My curiosity aroused, I opened it, began sifting through the packing material, and pulled out a long, skinny set of legs. “Ain’t no Ravens cheerleader got legs this bony,” I said.
And I was right, for in the box was none other than the literary lapwing himself, E.B. Heron, come to accompany me on my upcoming annual pilgrimage to Key West.
The first thing E.B. wanted once I got his legs attached to the rest of his body was a margarita. He even had a specific recipe that he insisted I use- two shots of Patron tequila, one shot of Cointreau, and the juice of two limes, shaken with crushed ice.
I told him that I did not have any Cointreau, and that he would have to settle for triple sec as a substitute. He scoffed about triple sec being a “poor bird’s” Cointreau, not fitting for such a fine specimen as he.
I began to wonder why I ever agreed to accept this stuck-up pile of feathers as a travelling companion. The bird gets a book written about him and now he thinks he’s Jonathan Livingston Seagull.

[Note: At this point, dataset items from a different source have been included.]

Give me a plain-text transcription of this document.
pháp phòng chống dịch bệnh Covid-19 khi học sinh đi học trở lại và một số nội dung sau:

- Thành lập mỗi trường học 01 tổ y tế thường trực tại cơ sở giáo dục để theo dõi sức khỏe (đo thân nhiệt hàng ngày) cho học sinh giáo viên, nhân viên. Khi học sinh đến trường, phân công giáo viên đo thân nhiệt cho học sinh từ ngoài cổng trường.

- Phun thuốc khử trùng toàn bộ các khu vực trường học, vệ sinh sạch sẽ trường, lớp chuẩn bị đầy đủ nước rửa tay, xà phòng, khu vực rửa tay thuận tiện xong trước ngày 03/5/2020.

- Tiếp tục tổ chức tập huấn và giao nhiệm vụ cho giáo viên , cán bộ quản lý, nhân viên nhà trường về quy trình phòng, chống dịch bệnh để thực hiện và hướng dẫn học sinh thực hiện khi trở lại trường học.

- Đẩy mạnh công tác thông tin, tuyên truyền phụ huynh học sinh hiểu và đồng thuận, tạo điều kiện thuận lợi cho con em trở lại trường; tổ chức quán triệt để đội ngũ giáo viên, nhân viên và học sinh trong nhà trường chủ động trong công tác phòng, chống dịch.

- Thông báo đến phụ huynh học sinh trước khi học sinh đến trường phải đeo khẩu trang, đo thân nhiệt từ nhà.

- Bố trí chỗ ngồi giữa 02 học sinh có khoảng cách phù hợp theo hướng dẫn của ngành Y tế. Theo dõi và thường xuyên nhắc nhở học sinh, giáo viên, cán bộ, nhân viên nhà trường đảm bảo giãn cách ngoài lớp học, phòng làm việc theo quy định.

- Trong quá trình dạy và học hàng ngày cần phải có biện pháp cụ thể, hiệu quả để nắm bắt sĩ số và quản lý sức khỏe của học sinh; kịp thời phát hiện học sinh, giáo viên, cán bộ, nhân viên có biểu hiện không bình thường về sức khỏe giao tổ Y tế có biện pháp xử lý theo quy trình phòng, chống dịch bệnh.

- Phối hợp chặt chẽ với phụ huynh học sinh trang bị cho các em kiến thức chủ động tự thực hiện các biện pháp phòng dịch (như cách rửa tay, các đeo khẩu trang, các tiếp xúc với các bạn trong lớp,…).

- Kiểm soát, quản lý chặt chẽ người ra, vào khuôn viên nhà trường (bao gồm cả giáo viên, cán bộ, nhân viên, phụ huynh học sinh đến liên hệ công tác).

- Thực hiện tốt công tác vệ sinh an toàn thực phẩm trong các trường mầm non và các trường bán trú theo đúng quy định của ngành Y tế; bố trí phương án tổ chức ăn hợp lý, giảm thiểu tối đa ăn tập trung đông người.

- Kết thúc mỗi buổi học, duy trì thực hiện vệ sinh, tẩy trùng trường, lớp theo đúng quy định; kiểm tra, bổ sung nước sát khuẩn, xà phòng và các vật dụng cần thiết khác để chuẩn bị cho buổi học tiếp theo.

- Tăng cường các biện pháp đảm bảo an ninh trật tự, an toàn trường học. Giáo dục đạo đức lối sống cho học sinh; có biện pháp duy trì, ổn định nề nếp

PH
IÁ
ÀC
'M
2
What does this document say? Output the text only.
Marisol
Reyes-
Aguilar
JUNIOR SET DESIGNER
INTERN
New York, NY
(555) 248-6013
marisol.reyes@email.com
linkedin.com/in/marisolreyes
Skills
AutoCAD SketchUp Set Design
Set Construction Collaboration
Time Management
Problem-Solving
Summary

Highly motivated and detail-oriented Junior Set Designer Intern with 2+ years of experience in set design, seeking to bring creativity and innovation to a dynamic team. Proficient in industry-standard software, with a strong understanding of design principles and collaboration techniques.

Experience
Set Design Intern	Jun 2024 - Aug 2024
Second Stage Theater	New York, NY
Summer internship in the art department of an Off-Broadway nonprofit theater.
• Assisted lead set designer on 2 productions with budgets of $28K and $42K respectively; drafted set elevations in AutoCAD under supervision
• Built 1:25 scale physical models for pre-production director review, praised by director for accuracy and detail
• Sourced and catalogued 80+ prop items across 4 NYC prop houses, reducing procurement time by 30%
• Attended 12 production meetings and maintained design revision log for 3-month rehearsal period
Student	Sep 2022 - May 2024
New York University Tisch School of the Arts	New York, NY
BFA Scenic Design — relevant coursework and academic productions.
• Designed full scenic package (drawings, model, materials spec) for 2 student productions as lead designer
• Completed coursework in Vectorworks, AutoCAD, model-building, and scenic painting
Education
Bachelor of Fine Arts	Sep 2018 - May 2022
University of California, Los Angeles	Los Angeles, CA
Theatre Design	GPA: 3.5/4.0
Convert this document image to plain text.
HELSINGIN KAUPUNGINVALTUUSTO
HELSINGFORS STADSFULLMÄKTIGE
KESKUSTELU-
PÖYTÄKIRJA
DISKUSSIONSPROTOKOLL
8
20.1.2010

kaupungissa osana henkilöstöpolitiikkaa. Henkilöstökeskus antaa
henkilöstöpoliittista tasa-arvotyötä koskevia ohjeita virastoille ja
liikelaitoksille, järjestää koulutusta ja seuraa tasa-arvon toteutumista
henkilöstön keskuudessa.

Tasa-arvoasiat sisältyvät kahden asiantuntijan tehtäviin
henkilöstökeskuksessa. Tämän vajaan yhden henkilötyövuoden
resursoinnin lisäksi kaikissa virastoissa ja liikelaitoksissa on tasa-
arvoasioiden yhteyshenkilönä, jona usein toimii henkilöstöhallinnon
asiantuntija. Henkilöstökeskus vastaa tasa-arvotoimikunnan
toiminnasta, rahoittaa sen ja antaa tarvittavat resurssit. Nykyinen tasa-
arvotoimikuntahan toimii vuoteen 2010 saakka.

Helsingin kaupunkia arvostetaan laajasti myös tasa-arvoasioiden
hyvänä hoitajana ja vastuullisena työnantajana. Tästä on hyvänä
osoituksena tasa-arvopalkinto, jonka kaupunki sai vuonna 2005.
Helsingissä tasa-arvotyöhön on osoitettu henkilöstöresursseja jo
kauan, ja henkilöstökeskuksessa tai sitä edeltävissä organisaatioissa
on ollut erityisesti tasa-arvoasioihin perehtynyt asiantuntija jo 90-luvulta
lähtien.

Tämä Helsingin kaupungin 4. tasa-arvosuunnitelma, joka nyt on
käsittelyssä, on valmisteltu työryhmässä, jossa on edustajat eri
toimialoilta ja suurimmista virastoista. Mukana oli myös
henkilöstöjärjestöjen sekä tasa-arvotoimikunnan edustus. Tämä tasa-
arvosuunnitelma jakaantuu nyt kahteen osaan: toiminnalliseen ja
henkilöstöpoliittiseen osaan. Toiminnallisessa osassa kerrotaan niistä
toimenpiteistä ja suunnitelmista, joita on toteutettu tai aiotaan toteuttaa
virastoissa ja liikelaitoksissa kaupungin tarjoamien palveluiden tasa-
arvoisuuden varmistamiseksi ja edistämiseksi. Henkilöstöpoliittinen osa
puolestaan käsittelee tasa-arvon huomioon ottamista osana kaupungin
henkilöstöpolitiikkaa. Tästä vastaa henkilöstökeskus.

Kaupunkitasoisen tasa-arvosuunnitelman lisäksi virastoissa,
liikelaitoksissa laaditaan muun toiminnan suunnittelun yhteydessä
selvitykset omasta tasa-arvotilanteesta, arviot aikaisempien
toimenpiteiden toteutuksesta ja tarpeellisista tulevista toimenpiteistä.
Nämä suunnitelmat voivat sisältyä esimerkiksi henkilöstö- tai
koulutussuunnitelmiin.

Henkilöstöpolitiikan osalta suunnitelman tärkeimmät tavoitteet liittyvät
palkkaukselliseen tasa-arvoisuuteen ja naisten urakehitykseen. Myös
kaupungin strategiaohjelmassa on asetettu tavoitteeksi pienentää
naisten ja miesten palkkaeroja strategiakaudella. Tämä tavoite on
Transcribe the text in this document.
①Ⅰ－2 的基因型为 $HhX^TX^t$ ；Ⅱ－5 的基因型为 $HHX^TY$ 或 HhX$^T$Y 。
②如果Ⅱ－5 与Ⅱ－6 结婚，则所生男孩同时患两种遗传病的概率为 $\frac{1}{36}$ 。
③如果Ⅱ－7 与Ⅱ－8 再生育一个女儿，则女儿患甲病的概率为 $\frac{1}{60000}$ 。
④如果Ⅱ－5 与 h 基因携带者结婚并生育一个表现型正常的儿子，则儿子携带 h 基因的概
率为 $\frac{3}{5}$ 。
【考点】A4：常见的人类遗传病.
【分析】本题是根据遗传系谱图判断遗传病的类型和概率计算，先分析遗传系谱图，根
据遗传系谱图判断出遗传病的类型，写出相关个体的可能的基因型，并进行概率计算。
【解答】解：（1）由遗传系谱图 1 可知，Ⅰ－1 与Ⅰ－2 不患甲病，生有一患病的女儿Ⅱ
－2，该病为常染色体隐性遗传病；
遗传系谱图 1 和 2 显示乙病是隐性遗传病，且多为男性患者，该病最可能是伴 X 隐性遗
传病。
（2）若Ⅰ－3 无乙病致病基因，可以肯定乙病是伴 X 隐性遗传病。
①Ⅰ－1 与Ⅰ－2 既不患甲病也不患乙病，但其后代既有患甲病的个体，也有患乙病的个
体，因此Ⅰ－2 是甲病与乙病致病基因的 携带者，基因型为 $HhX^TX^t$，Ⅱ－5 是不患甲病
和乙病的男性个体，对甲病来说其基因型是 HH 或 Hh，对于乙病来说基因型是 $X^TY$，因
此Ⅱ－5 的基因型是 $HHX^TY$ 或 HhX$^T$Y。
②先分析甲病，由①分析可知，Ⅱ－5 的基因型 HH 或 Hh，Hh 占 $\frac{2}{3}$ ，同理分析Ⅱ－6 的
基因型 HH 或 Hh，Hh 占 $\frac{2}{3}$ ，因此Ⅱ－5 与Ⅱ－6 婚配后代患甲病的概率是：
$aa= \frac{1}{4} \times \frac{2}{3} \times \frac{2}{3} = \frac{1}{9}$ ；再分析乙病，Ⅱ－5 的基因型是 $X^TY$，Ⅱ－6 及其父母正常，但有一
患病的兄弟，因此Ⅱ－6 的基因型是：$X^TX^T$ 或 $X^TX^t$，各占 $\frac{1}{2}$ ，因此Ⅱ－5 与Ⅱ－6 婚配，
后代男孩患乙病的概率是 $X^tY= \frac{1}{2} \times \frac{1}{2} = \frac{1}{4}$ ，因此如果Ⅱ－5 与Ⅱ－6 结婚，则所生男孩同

Then he started getting into this lament about how the grandchildren of his current landlady, Jody, kept burying him in the sandbox, and how he really needed that drink.
“Look,” I said, “I ain’t got no grandchildren here and no sandbox. But I do have four cats and the mother of all litter boxes. So you better mind your manners.”
He enjoyed every drop of the triple-sec margarita without another squawk.